What Is so Special About April?

Simply put, for the first time since the current suppression scheme began in 2011, cracks are starting to appear. The gold longs are starting to sense weakness and, accordingly, are taking aggressive positions.

So far, the November 30, 2015 low in gold (coincidentally the same day China was admitted to the International Monetary Fund [IMF] special drawing rights basket) is holding. So far, gold has had its best first quarter in years. (Although much of that gain can, and probably should, be discounted in view of the fact that the bulk of the damage to gold from the $1,900 level was artificial and deliberate. So this is really more “damage recovery” than true bull action.)

And so far, the mining sector—driven to its lowest relative valuations ever, simply as “collateral damage” to the suppression activity—has also shown recent signs of damage recovery or bounceback.

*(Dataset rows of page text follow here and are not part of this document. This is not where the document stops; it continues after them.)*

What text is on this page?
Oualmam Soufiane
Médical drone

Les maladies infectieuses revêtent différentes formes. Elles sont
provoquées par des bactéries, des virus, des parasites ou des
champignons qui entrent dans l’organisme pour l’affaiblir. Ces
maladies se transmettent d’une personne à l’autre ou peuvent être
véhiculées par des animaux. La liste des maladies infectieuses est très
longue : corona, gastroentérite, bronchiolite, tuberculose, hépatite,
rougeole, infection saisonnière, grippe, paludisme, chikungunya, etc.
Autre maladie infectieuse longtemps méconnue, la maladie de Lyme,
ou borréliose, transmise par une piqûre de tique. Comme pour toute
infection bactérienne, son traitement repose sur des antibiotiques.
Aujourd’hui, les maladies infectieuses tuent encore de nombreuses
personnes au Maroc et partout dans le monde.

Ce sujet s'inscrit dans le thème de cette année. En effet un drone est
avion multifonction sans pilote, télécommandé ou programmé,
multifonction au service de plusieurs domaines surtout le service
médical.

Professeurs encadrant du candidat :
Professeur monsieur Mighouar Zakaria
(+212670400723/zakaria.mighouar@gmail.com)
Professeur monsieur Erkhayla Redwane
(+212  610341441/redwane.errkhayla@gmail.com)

The catchphrase “you can’t tell the players with a playbook” is attributed to Harry Stevens, an English hot dog vendor who, over a century ago, stumbled on the idea of making extra cash by selling playbooks to sports fans. Here is your “gold playbook” for April:

  1. Something has got to give. Technical strength in the PMs has been underscored by the (arguably insane) movement to negative rates in Japan and Europe. One of the key arguments against holding gold has always been that “it doesn’t pay interest.” Guess what? Interest doesn’t pay interest anymore, either.
  1. Waffling by the Fed (affectionately known by some as “The International House of Waffles”) has also been gold-positive.
  1. Many recognized gold gurus have identified $1,250 as a key technical inflection point. And as the gold price dances around this point, “tension on the tape” builds, suggesting a larger move is coming. (The current range to watch is $1,180 on the low end, $1,400 at the high end. A break above or below these numbers would be very determinative for the bears or bulls, respectively.)
  1. The mining industry is at a turning point. A higher trading range for gold is needed if, literally, the sector is to survive, especially the juniors.
  1. This is the month that, according to sources, China is supposed to launch its gold fix. For a nation concerned about saving face, it is very remarkable that it has twice reneged on the given launch dates (last April and last December). Experts agree that the new Chinese fix, based on physical trading only, no paper, would signal the beginning of the end of the paper gold nonsense in New York and London.
  1. Looking at the “total picture” going into April—with bases loaded and heading into the bottom of the 9th inning in the Gold Warswe are not surprised to learn that the commercials on the Comex have taken their largest short position in the history of that institution: 207,900 contracts as of April first. Again, as explained in the discussion of “schoolyard bullies” above, these guys are not planning to sit quietly in the bleachers and watch the longs take over a market they have been milking for years like it was their own private cow. (Source: “Epic Battle Wages On,” 24hGold, April 2, 2016.)


For the last five years, G-O-L-D has been a four-letter world. The suppressors have used every trick they have to abuse it, insult it, and diminish it. If on the entire planet even one study existed, for example, to show gold caused cancer, rest assured they would have found that one by now, and used it too. (Ironically, there are studies that show, in some circumstances, gold can actually treat cancer…but I digress.)

Lately, however, gold has reappeared in the news with a positive bias, and reignited the interest of the longs. April is shaping up to be a very definitive month in the Gold Wars.

This month gold could drop like a stone. Or the bulls could overwhelm the shorts and the metal could soar.

Or, the third (and maybe the most interesting) possibility, gold could simply hold at its current levels. Understand that if gold held this month in spite of the largest commercial short position ever, that would be a major bull signal for the rest of the summer.

My advice? Take a seat and prepare for fireworks.